A new study by researchers at the U.S. Department of Energy’s Oak Ridge National Laboratory (ORNL) highlights how the way grid-scale battery energy storage systems (BESS) are operated can significantly influence their aging, performance, and long-term economics. The findings, presented at the 2026 IEEE Electrical Energy Storage Applications and Technologies (EESAT) Conference, demonstrate how advanced simulations can help optimize battery system design before deployment.
According to ORNL researchers, the team developed a physics-based, high-performance computing (HPC) modeling framework capable of simulating battery degradation from individual cells to complete battery packs. The framework can analyze more than 10,000 lithium-ion cells simultaneously, enabling engineers to evaluate how different operating strategies affect battery health over hundreds of charge-discharge cycles in a fraction of the time required for conventional testing.
The simulations compared two common grid applications—frequency regulation and energy arbitrage—and found that each creates distinct degradation pathways within lithium-ion batteries. While frequency regulation involves frequent, shallow charge-discharge cycles, energy arbitrage requires deeper cycling, resulting in faster battery wear. The researchers also observed that combining multiple grid services could help balance immediate revenue opportunities with long-term battery lifetime and replacement costs.
The study further revealed that battery aging is influenced not only by operating conditions but also by electrical architecture. Low-voltage battery systems exhibited greater variation in cell degradation than high-voltage configurations, underscoring the importance of system design in improving performance consistency across large-scale storage installations.

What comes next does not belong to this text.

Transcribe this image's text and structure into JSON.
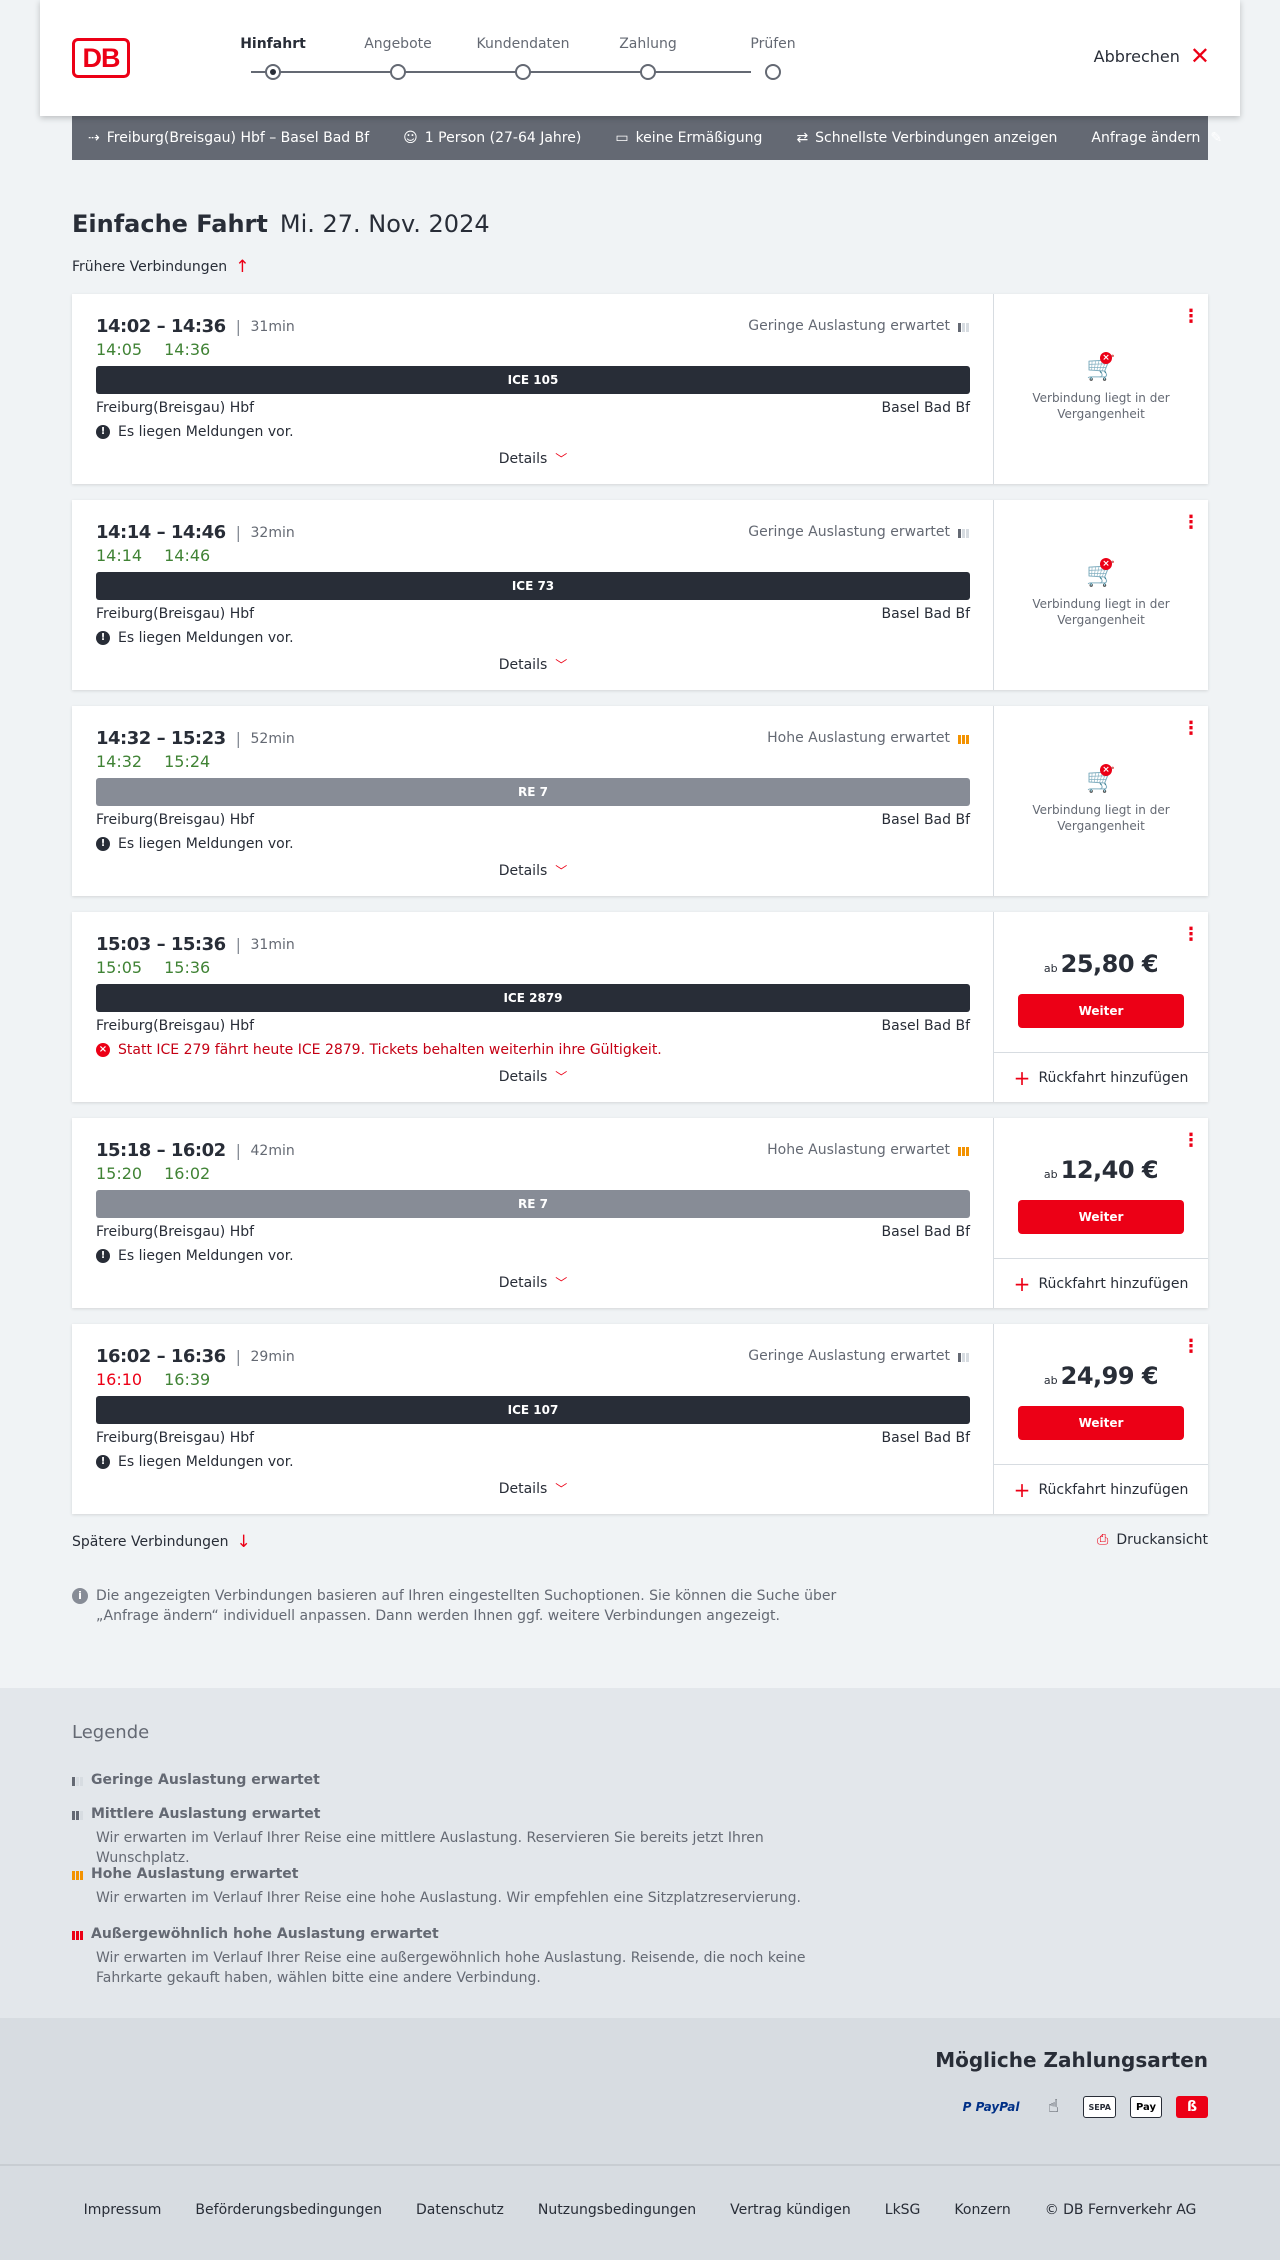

According to Oak Ridge National Laboratory, the modeling framework could significantly reduce the need for extensive full-system testing while accelerating the development of more durable and cost-effective BESS deployments. The research team plans to expand the framework to evaluate additional battery chemistries, operating temperatures, and real-world use cases, including battery systems supporting AI data centers, paving the way for smarter and longer-lasting energy storage solutions.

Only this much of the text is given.